Kenyan drivers clash with ride-hailing companies over fare prices
The dispute between drivers and ride hailing platforms in Kenya has escalated quickly. They are setting their own prices for rides and not giving rides to passengers who don't agree to pay the higher prices they've set.
Drivers are pushing for ride-hailing companies in Kenya to raise the minimum fare from KSh180 ($1.40) to KSh300 ($2.33), a 66.67% increase. They argue that the current rates fail to cover their operational costs, including fuel, vehicle maintenance, and taxes. The drivers are also frustrated with the commission fees charged by the platforms, which they say further cut into their earnings.

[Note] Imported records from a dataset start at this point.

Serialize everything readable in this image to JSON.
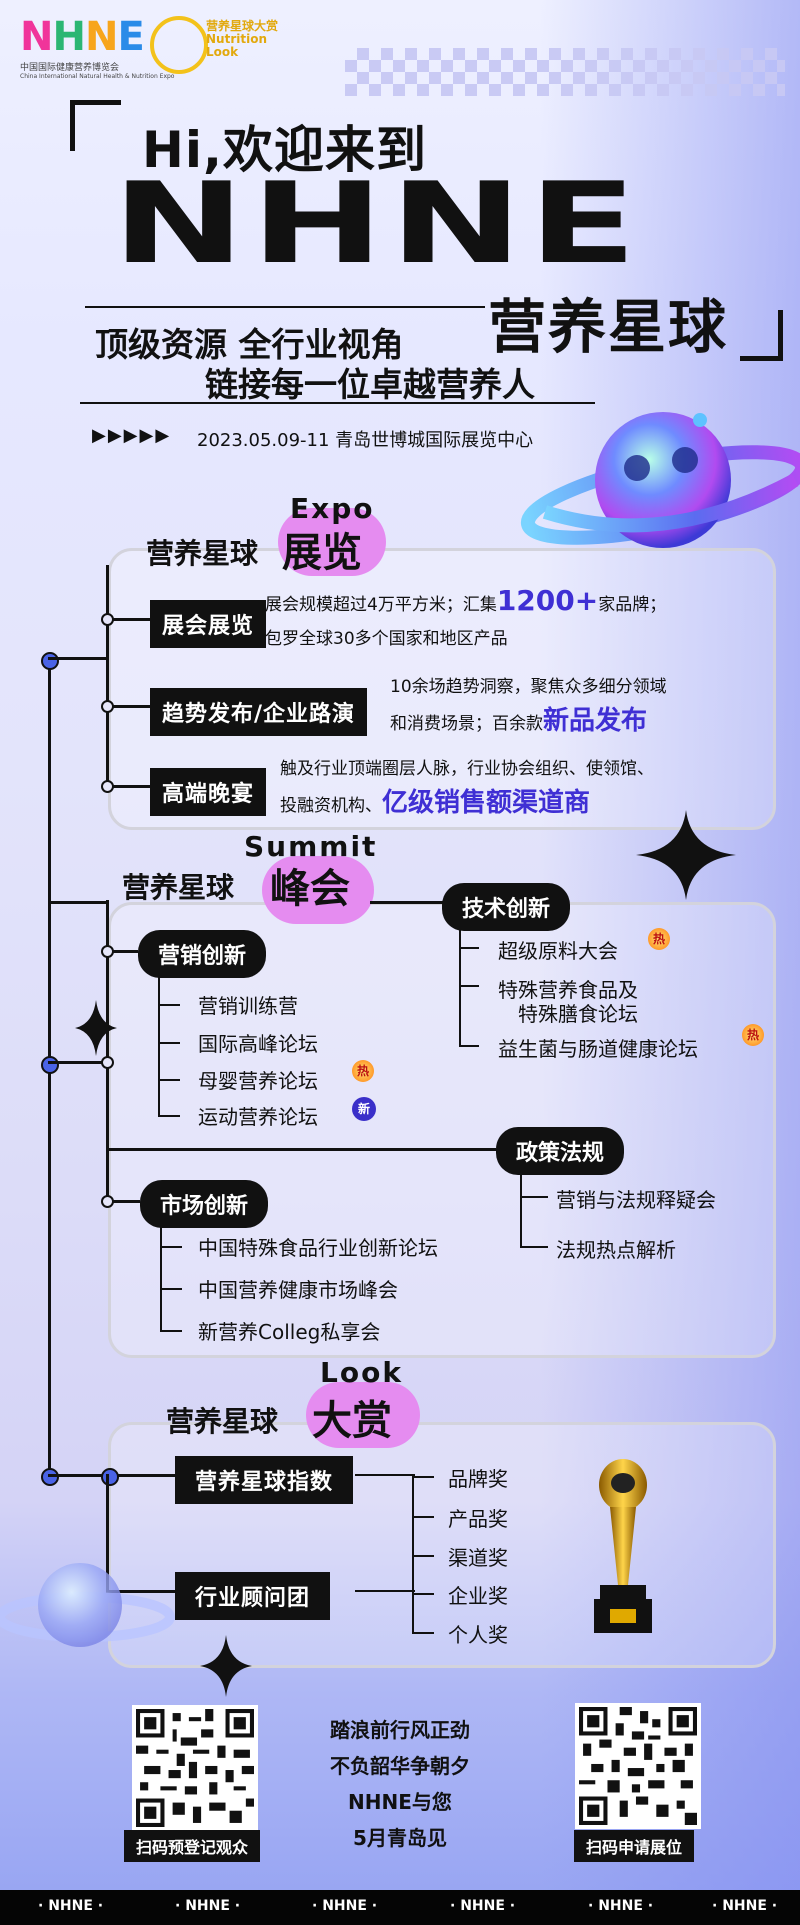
{
  "header": {
    "logo_main": "NHNE",
    "logo_sub": "中国国际健康营养博览会",
    "logo_sub_en": "China International Natural Health & Nutrition Expo",
    "partner_logo_cn": "营养星球大赏",
    "partner_logo_en1": "Nutrition",
    "partner_logo_en2": "Look"
  },
  "hero": {
    "line1": "Hi,欢迎来到",
    "line2": "NHNE",
    "line3": "营养星球",
    "slogan1": "顶级资源  全行业视角",
    "slogan2": "链接每一位卓越营养人",
    "arrows": "▶▶▶▶▶",
    "date_place": "2023.05.09-11  青岛世博城国际展览中心"
  },
  "expo": {
    "en": "Expo",
    "title_a": "营养星球",
    "title_b": "展览",
    "rows": [
      {
        "tag": "展会展览",
        "line1_a": "展会规模超过4万平方米；汇集",
        "line1_hl": "1200+",
        "line1_b": "家品牌；",
        "line2": "包罗全球30多个国家和地区产品"
      },
      {
        "tag": "趋势发布/企业路演",
        "line1": "10余场趋势洞察，聚焦众多细分领域",
        "line2_a": "和消费场景；百余款",
        "line2_hl": "新品发布"
      },
      {
        "tag": "高端晚宴",
        "line1": "触及行业顶端圈层人脉，行业协会组织、使领馆、",
        "line2_a": "投融资机构、",
        "line2_hl": "亿级销售额渠道商"
      }
    ]
  },
  "summit": {
    "en": "Summit",
    "title_a": "营养星球",
    "title_b": "峰会",
    "marketing": {
      "tag": "营销创新",
      "items": [
        "营销训练营",
        "国际高峰论坛",
        "母婴营养论坛",
        "运动营养论坛"
      ]
    },
    "tech": {
      "tag": "技术创新",
      "items": [
        "超级原料大会",
        "特殊营养食品及",
        "特殊膳食论坛",
        "益生菌与肠道健康论坛"
      ]
    },
    "policy": {
      "tag": "政策法规",
      "items": [
        "营销与法规释疑会",
        "法规热点解析"
      ]
    },
    "market": {
      "tag": "市场创新",
      "items": [
        "中国特殊食品行业创新论坛",
        "中国营养健康市场峰会",
        "新营养Colleg私享会"
      ]
    },
    "hot": "热",
    "new": "新"
  },
  "look": {
    "en": "Look",
    "title_a": "营养星球",
    "title_b": "大赏",
    "tag1": "营养星球指数",
    "tag2": "行业顾问团",
    "awards": [
      "品牌奖",
      "产品奖",
      "渠道奖",
      "企业奖",
      "个人奖"
    ]
  },
  "bottom": {
    "qr_left_label": "扫码预登记观众",
    "qr_right_label": "扫码申请展位",
    "center_lines": [
      "踏浪前行风正劲",
      "不负韶华争朝夕",
      "NHNE与您",
      "5月青岛见"
    ]
  },
  "footer": {
    "items": [
      "· NHNE ·",
      "· NHNE ·",
      "· NHNE ·",
      "· NHNE ·",
      "· NHNE ·",
      "· NHNE ·"
    ]
  },
  "colors": {
    "accent": "#3f2fd4",
    "magenta": "#e58cf0",
    "node": "#4a63e6"
  }
}
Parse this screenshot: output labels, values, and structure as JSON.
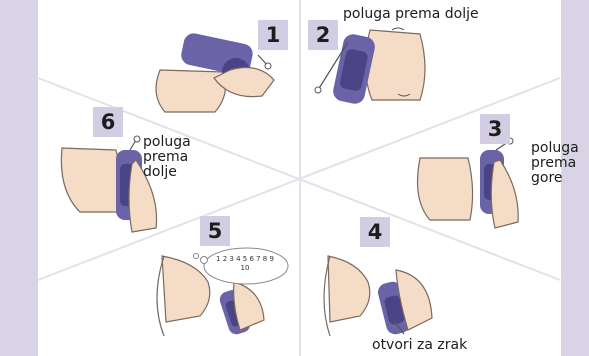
{
  "steps": [
    {
      "number": "1"
    },
    {
      "number": "2",
      "label": "poluga prema dolje"
    },
    {
      "number": "3",
      "label": "poluga\nprema\ngore"
    },
    {
      "number": "4",
      "label": "otvori za zrak"
    },
    {
      "number": "5",
      "thought_bubble_numbers": "1 2 3 4 5 6 7 8 9 10"
    },
    {
      "number": "6",
      "label": "poluga\nprema\ndolje"
    }
  ],
  "colors": {
    "strip": "#d9d3e6",
    "badge": "#d2cde3",
    "inhaler": "#6a63a8",
    "inhaler_dark": "#4a4486",
    "skin": "#f5dcc6",
    "outline": "#7a6a60",
    "divider": "#e4e0ec"
  }
}
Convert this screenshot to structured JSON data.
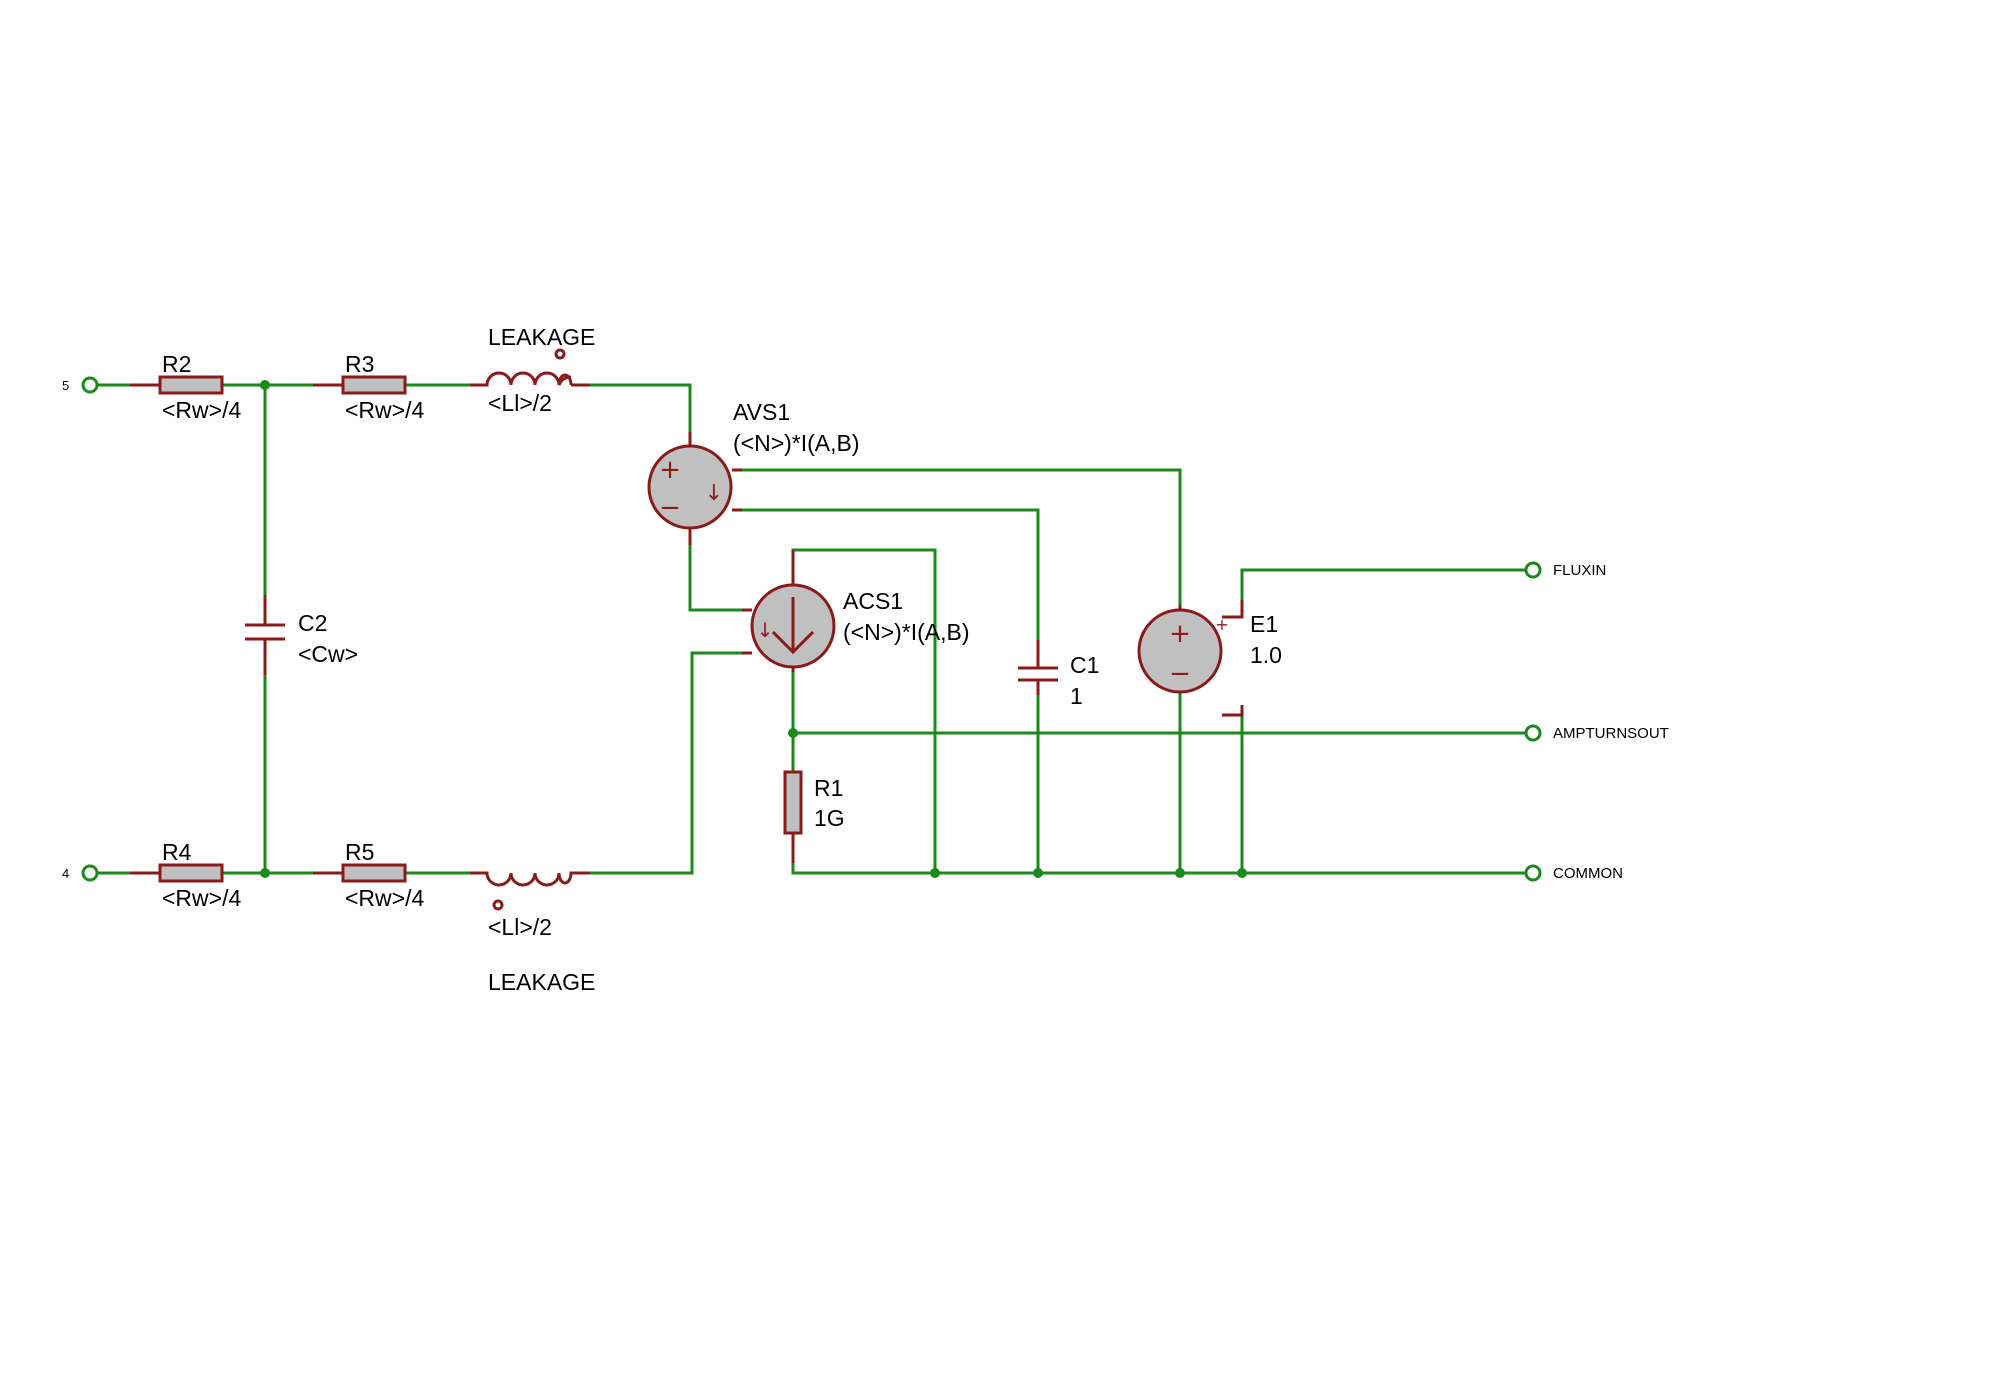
{
  "terminals": {
    "pin5": "5",
    "pin4": "4",
    "fluxin": "FLUXIN",
    "ampturnsout": "AMPTURNSOUT",
    "common": "COMMON"
  },
  "components": {
    "R2": {
      "ref": "R2",
      "value": "<Rw>/4"
    },
    "R3": {
      "ref": "R3",
      "value": "<Rw>/4"
    },
    "R4": {
      "ref": "R4",
      "value": "<Rw>/4"
    },
    "R5": {
      "ref": "R5",
      "value": "<Rw>/4"
    },
    "L_top": {
      "ref": "LEAKAGE",
      "value": "<Ll>/2"
    },
    "L_bot": {
      "ref": "LEAKAGE",
      "value": "<Ll>/2"
    },
    "C2": {
      "ref": "C2",
      "value": "<Cw>"
    },
    "AVS1": {
      "ref": "AVS1",
      "value": "(<N>)*I(A,B)"
    },
    "ACS1": {
      "ref": "ACS1",
      "value": "(<N>)*I(A,B)"
    },
    "C1": {
      "ref": "C1",
      "value": "1"
    },
    "R1": {
      "ref": "R1",
      "value": "1G"
    },
    "E1": {
      "ref": "E1",
      "value": "1.0"
    }
  },
  "colors": {
    "wire": "#1a8a1a",
    "component": "#8b1a1a",
    "body": "#c0c0c0"
  }
}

This has led to strikes by drivers, including a five-day protest on July 15, as they demand higher fares to cope with the rising cost of living. Meanwhile, ride-hailing companies aim to keep fares low to attract and retain cost-conscious customers.
Uber has however cautioned drivers that charging extra fees could result in suspension or permanent removal from the platform.
Context: Previously, the Ministry of Transport and the National Transport and Safety Authority (NTSA) have tried to help drivers and ride-hailing companies agree on fare prices but so far, no agreement has been reached.
The strikes and fare disputes have disrupted transportation services in Kenya, and both parties will need to reach an agreement soon to prevent this issue from recurring.
Africa’s got a new AI plan
AI adoption in Africa could see significant growth in the coming years following the African Union's (AU) approval of a new AI strategy. This strategy aims to boost the use of AI across public and private sectors in all member states.
This strategy emphasises the importance of building local AI capacity, including infrastructure, talent, and governance frameworks. By investing in AI research, development, and education, Africa aims to reduce its reliance on foreign technology and create homegrown solutions to address its unique challenges.
The AU plans to roll out this new strategy in two phases between 2025 and 2030. The first phase (2025 to 2026) will focus on setting up governmental frameworks, national AI strategies, resource mobilisation, and capacity building. The second phase will focus on implementing core projects.
Context: Only Mauritius, Algeria, Egypt, Rwanda, Benin and Senegal have developed national AI strategies in Africa. While countries like Nigeria, Ghana, Kenya, Ethiopia, South Africa and Uganda have taken steps to define their AI policies.
While the continent faces limited data and infrastructure hurdles, the AU's strategy signals a concerted effort to overcome these obstacles.
Successful implementation of the strategy will require sustained political commitment, substantial investments, and a focus on developing human capital.